Durante reunião com secretário-geral da Otan, presidente dos EUA também confirmou envio de sistema antimísseis Patriot a Kiev, gesto visto por Putin como provocação. Medidas marcam reaproximação entre Trump e governo ucraniano
O presidente dos Estados Unidos, Donald Trump, declarou nesta segunda-feira (14) que adotará um conjunto de “tarifas severas” contra a Rússia caso o governo de Vladimir Putin não estabeleça um cessar-fogo na guerra da Ucrânia dentro de um prazo de 50 dias.
Trump afirmou que as novas tarifas chegarão a 100% sobre os produtos russos valor que, segundo comunicado oficial da Casa Branca, será aplicado integralmente caso não haja um acordo de paz no período estabelecido.
“Estamos extremamente descontentes com a postura da Rússia, e vamos aplicar sanções comerciais extremamente rigorosas se não houver uma resolução para o conflito em 50 dias.”
Declarou o presidente norte-americano durante um encontro com o secretário-geral da Otan, Mark Rutte, realizado na Casa Branca.
No mesmo evento, Trump também anunciou o envio de novos armamentos para as forças ucranianas, incluindo baterias do sistema de defesa aérea Patriot, considerado um dos mais avançados do mundo e uma ação vista como provocativa por Moscou.

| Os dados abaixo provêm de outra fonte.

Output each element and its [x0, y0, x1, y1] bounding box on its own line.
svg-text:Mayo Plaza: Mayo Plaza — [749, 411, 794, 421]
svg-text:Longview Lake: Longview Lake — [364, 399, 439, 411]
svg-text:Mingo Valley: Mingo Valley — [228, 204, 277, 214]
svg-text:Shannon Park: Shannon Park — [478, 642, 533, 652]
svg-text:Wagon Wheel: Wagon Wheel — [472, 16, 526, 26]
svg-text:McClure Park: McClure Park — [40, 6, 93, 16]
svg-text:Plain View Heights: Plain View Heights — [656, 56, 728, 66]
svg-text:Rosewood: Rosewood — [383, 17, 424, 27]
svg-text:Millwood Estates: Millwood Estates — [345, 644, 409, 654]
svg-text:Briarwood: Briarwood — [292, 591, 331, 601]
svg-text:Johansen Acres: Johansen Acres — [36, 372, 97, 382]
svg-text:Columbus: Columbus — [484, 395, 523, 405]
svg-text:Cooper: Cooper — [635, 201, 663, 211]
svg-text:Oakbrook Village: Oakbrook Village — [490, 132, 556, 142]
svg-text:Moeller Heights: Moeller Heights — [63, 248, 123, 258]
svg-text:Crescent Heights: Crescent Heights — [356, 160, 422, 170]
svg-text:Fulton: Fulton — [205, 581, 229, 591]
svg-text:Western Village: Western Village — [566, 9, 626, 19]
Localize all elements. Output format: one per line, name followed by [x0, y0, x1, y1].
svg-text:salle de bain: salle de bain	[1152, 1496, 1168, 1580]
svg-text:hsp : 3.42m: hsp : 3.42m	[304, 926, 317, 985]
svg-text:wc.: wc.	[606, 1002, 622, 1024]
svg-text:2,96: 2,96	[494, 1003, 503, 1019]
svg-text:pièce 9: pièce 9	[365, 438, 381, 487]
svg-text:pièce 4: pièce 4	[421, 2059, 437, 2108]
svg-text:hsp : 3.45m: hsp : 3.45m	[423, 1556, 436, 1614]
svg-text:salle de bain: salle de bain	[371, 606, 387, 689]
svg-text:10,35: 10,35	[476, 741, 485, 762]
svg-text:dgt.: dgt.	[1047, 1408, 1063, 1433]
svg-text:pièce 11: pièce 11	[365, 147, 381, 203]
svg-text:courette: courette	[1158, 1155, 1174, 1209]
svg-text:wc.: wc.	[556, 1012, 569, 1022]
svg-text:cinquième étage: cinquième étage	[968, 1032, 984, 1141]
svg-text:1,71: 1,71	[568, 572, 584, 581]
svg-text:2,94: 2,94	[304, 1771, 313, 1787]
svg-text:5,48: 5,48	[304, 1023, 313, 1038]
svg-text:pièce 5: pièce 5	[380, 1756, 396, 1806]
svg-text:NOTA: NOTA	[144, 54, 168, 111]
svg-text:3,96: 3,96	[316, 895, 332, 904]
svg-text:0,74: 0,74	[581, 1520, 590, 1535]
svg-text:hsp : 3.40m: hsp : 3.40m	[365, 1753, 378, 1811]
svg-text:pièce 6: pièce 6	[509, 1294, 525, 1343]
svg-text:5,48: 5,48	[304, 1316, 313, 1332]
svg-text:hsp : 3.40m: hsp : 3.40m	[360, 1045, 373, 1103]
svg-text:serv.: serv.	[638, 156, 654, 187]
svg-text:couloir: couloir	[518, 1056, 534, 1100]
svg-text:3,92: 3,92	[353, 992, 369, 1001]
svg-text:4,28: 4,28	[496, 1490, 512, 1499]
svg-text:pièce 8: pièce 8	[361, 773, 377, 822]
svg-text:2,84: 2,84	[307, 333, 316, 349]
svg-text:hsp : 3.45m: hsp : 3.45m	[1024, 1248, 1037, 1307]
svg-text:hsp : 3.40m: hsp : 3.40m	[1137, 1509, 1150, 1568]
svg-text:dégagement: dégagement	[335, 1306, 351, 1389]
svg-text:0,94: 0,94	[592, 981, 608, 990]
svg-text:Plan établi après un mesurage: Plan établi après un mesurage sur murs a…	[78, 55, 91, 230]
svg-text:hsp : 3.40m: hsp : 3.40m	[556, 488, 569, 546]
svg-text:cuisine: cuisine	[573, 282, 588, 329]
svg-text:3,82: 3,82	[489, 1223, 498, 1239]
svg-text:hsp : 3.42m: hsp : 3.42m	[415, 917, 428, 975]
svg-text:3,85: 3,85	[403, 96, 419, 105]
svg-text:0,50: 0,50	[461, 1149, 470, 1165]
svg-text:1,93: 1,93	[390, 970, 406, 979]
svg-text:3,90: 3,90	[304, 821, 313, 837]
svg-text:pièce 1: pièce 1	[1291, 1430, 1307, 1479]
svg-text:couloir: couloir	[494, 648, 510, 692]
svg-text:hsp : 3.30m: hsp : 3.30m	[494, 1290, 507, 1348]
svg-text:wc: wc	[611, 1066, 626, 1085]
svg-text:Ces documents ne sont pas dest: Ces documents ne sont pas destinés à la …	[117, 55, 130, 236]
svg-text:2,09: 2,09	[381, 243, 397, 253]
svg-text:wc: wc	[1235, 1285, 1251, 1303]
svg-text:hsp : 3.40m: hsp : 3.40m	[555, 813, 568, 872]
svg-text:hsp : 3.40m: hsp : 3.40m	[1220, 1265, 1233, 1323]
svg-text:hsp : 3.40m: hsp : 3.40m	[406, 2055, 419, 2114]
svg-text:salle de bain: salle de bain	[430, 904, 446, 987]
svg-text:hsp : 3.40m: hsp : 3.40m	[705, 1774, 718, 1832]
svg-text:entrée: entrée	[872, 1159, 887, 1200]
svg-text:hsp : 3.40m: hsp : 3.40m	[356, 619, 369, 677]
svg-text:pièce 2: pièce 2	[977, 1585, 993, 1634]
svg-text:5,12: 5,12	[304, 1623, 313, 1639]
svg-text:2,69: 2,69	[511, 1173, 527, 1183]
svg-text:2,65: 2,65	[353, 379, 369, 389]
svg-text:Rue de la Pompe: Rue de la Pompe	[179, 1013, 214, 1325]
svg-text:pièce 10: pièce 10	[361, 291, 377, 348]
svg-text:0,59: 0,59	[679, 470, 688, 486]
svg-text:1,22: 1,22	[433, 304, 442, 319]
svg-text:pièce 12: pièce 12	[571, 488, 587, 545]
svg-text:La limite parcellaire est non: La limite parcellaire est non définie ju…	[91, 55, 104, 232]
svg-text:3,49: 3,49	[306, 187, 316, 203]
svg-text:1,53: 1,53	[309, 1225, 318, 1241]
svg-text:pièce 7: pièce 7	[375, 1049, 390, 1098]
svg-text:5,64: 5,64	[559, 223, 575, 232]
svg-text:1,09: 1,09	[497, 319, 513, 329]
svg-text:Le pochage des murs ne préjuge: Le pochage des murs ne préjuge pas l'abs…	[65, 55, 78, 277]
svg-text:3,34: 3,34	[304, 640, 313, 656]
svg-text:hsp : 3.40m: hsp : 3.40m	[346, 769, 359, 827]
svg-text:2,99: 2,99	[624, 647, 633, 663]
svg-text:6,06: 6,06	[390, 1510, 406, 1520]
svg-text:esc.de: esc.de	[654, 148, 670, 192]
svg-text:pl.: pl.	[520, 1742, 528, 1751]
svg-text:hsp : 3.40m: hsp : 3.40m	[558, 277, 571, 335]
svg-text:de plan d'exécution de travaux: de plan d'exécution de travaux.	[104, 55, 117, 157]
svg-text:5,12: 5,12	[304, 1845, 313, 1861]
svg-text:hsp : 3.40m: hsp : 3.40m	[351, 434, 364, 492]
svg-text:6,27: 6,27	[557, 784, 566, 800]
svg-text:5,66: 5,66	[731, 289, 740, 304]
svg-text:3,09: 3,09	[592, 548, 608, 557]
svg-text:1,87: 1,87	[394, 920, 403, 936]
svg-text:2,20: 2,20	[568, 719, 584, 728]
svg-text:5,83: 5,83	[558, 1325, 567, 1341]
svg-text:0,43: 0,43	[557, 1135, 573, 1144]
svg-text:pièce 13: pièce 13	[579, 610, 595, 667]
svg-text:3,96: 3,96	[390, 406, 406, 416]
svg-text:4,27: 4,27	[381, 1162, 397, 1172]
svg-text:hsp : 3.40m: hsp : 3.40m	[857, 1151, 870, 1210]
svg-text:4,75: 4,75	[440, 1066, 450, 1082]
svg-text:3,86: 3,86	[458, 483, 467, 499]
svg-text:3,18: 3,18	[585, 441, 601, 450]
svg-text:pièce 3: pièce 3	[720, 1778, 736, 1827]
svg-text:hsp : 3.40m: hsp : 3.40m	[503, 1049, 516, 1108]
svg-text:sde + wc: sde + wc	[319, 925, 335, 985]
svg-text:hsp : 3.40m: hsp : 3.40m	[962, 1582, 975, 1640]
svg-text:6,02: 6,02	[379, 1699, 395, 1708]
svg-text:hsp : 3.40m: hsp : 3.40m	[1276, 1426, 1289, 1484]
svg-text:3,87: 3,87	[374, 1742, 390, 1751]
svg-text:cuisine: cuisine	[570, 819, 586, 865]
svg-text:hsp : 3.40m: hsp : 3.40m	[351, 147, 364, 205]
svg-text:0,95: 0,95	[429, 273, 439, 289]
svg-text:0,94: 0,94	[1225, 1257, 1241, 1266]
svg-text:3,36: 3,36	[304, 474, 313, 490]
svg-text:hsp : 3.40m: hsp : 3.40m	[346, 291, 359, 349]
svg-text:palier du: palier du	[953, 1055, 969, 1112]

Com isso, Trump sinaliza um retorno ao apoio militar à Ucrânia, após meses de distanciamento.
Reversão de postura e retomada do apoio militar
Em julho, o Pentágono havia interrompido o envio de mísseis e munições de precisão à Ucrânia. Agora, Trump confirma que retomará a entrega dos sistemas Patriot, reforçando a proteção aérea de Kiev. O sistema tem custo estimado de US$ 3 milhões por unidade (cerca de R$ 15,6 milhões).
Além dos mísseis, Trump também garantiu que enviará baterias de lançamento, acelerando o uso do equipamento pelas forças ucranianas. “Alguns sistemas chegarão em poucos dias. Outros países aliados irão substituir seus Patriots pelos que vamos fornecer. É um reforço completo, com baterias de apoio”, afirmou o presidente.
Trump também defendeu a aplicação das tarifas como estratégia diplomática: “O comércio pode ser uma excelente ferramenta para encerrar guerras”.
Relações comerciais e sanções anteriores
Desde o início do conflito, em 2022, os EUA já haviam imposto duras sanções econômicas à Rússia, o que reduziu significativamente o intercâmbio comercial entre os países. Ainda assim, as trocas comerciais persistem. Em 2024, os EUA e a Rússia movimentaram cerca de US$ 3,5 bilhões em comércio, com destaque para fertilizantes, metais e combustível nuclear, segundo dados do Escritório do Representante Comercial dos EUA.
Apesar do pacote de sanções vigente, Moscou não estava entre os alvos do “tarifaço” anunciado por Trump em abril. Agora, com o novo ultimato, esse cenário deve mudar.
Trump muda o tom sobre a guerra
As declarações desta segunda também indicam uma inflexão na política externa de Trump com relação ao conflito no Leste Europeu. Desde o início de seu novo mandato, em janeiro de 2025, ele vinha sinalizando uma aproximação com o Kremlin. Chegou a propor um cessar-fogo sem a participação da Ucrânia nas negociações.
Em fevereiro, durante uma tensa reunião com o presidente ucraniano, Volodymyr Zelensky, Trump elevou o tom e acusou o ucraniano de “estimular uma Terceira Guerra Mundial”. A reunião foi interrompida e Zelensky deixou a Casa Branca antes do previsto.
De lá para cá, a postura do líder norte-americano mudou. Após repetidas recusas de Moscou a propostas de paz dos EUA, Trump passou a criticar duramente o presidente russo e os bombardeios contra cidades ucranianas. Em recente discurso, chegou a chamar Putin de “inútil”.
Reação internacional
A chefe da diplomacia da União Europeia, Kaja Kallas, reagiu positivamente ao endurecimento do discurso de Trump, mas fez ressalvas sobre o prazo dado a Moscou. “É um sinal importante que os Estados Unidos estejam assumindo uma posição mais firme contra a Rússia. No entanto, 50 dias é um período muito longo diante da morte diária de civis inocentes”, afirmou a diplomata.